USC researchers are closer than ever to being able to regrow enamel, thanks in part to a recent scientific discovery published in the latest issue of the journal Biomaterials.

In the article, Malcolm Snead, who is chair of the division of biomedical sciences at the Herman Ostrow School of Dentistry of USC and a USC Stem Cell principal investigator, shared research that could provide more insight into the molecular processes behind enamel formation and regeneration.

In natural enamel formation, which occurs during embryogenesis, chemical signals initiate a process whereby an enamel matrix protein is produced. These proteins assemble themselves in a way to create a “scaffold” around the tooth.
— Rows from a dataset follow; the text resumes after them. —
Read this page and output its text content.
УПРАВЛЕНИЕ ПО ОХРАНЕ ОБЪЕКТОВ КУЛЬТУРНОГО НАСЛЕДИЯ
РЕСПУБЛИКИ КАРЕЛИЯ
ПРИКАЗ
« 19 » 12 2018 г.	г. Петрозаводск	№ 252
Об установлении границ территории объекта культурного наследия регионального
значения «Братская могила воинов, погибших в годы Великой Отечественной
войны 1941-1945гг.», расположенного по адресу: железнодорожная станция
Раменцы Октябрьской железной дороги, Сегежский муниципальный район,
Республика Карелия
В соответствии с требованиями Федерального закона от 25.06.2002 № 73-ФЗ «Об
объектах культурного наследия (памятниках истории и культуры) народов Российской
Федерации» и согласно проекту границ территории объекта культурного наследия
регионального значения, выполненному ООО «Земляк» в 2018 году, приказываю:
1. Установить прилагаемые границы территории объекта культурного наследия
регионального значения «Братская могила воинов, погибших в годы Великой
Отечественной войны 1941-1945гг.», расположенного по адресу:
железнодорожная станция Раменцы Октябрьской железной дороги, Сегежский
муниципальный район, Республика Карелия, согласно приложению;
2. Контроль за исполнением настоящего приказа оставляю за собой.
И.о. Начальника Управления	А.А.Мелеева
It is on this so-called scaffold that mineralization occurs. Composed of 96 percent of minerals, tooth enamel contains the highest percentage of minerals of any bodily tissue, which is what gives it such strength.
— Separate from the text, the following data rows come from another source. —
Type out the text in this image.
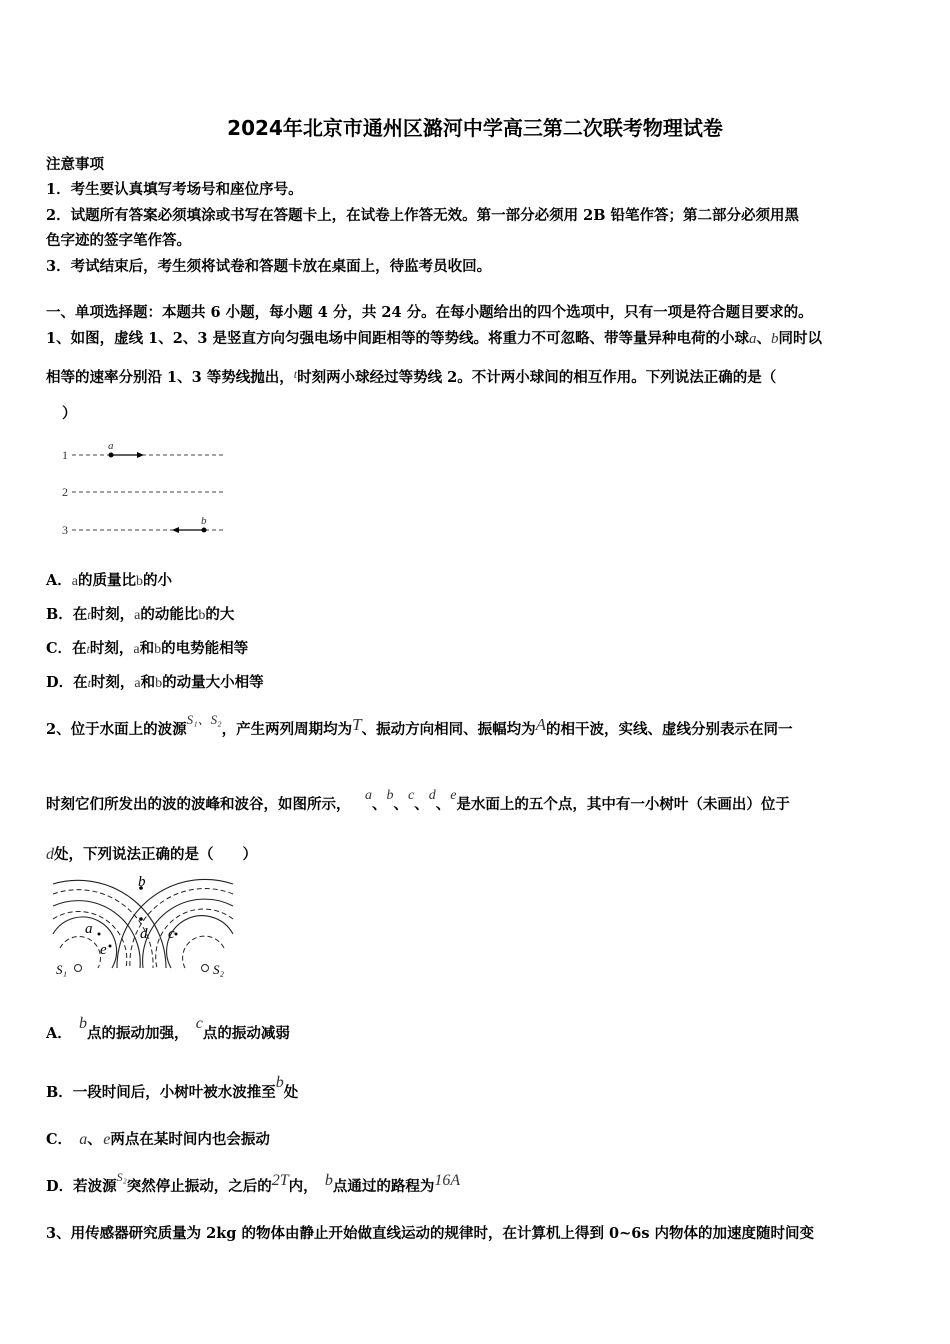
2024年北京市通州区潞河中学高三第二次联考物理试卷
注意事项
1．考生要认真填写考场号和座位序号。
2．试题所有答案必须填涂或书写在答题卡上，在试卷上作答无效。第一部分必须用 2B 铅笔作答；第二部分必须用黑
色字迹的签字笔作答。
3．考试结束后，考生须将试卷和答题卡放在桌面上，待监考员收回。
一、单项选择题：本题共 6 小题，每小题 4 分，共 24 分。在每小题给出的四个选项中，只有一项是符合题目要求的。
1、如图，虚线 1、2、3 是竖直方向匀强电场中间距相等的等势线。将重力不可忽略、带等量异种电荷的小球a、b同时以
相等的速率分别沿 1、3 等势线抛出，$^t$时刻两小球经过等势线 2。不计两小球间的相互作用。下列说法正确的是（
）
1
a
2
3
b
A．a的质量比b的小
B．在t时刻，a的动能比b的大
C．在t时刻，a和b的电势能相等
D．在t时刻，a和b的动量大小相等
2、位于水面上的波源S₁、S₂，产生两列周期均为T、振动方向相同、振幅均为A的相干波，实线、虚线分别表示在同一
时刻它们所发出的波的波峰和波谷，如图所示， a、b、c、d、e是水面上的五个点，其中有一小树叶（未画出）位于
d处，下列说法正确的是（　　）
b
a	d c
e
S₁	S₂
A． b点的振动加强， c点的振动减弱
B．一段时间后，小树叶被水波推至b处
C．  a、 e两点在某时间内也会振动
D．若波源$^{S_2}$突然停止振动，之后的2T内，  b点通过的路程为16A
3、用传感器研究质量为 2kg 的物体由静止开始做直线运动的规律时，在计算机上得到 0~6s 内物体的加速度随时间变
Eventually, the scaffold is removed, leaving only strong, wear-resistant enamel tissue behind.

While the enamel is incredibly strong, it’s not impervious. Once it begins to erode—whether through acid wear or the dreaded cavity due to caries infection—it’s gone forever.
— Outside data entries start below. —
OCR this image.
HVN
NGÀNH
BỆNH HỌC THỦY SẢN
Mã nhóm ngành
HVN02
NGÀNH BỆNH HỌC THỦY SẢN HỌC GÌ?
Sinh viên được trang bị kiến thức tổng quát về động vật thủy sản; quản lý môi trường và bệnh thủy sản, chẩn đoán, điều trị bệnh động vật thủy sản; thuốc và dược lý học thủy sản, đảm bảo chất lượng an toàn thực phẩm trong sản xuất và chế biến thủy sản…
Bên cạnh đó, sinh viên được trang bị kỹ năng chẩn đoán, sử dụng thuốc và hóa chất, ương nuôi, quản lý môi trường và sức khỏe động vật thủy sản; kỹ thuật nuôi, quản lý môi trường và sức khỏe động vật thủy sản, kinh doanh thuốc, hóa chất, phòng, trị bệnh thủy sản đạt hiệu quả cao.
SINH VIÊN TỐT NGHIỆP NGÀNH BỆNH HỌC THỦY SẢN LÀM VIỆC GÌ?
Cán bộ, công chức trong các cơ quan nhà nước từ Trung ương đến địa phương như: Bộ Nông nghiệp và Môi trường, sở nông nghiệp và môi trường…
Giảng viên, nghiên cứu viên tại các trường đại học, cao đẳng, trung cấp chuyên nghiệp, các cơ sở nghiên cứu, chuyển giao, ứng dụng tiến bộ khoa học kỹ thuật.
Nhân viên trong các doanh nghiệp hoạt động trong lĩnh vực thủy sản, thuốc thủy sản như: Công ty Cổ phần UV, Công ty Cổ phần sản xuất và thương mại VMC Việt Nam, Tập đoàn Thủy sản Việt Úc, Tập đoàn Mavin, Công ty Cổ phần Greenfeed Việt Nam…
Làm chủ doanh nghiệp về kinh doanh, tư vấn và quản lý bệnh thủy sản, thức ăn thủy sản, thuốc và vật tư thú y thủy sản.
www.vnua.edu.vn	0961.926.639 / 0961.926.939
Snead and his research team hope to address this biological shortcoming.

In the study, they essentially programmed cells to initiate enamel formation by introducing nanotechnology—produced at the Stupp Laboratory at Northwestern University—into the developing teeth of mice.

The nanotechnology—a synthetic extracellular matrix of self-assembling proteins—provides the necessary chemical signals to produce the “scaffold” and start the process of mineralization.

During the process, Snead discovered that the thrombospondin-2 gene, which up until this point was not known to be involved in enamel formation, was a key player.

He also found that by disrupting the thrombospondin-2 gene, enamel formation was disordered and highly susceptible to wear, he explained.

While the amount of enamel produced was small, Snead explains the discovery still holds promise. The team will next set out to improve the process so that they can produce enamel on a larger scale, which could one day change the way dentists treat cavities.

Ostrow research assistant professor Yan Zhou and research lab specialist Ya-Ping Lei contributed to this study.

Outside researchers Christina Newcomb, a postdoctoral researcher at Northwestern University, and Samuel I. Stupp, director of the Stupp Laboratory as well as the Simpson Querrey Institute for BioNanotechnology were also heavily involved with the study.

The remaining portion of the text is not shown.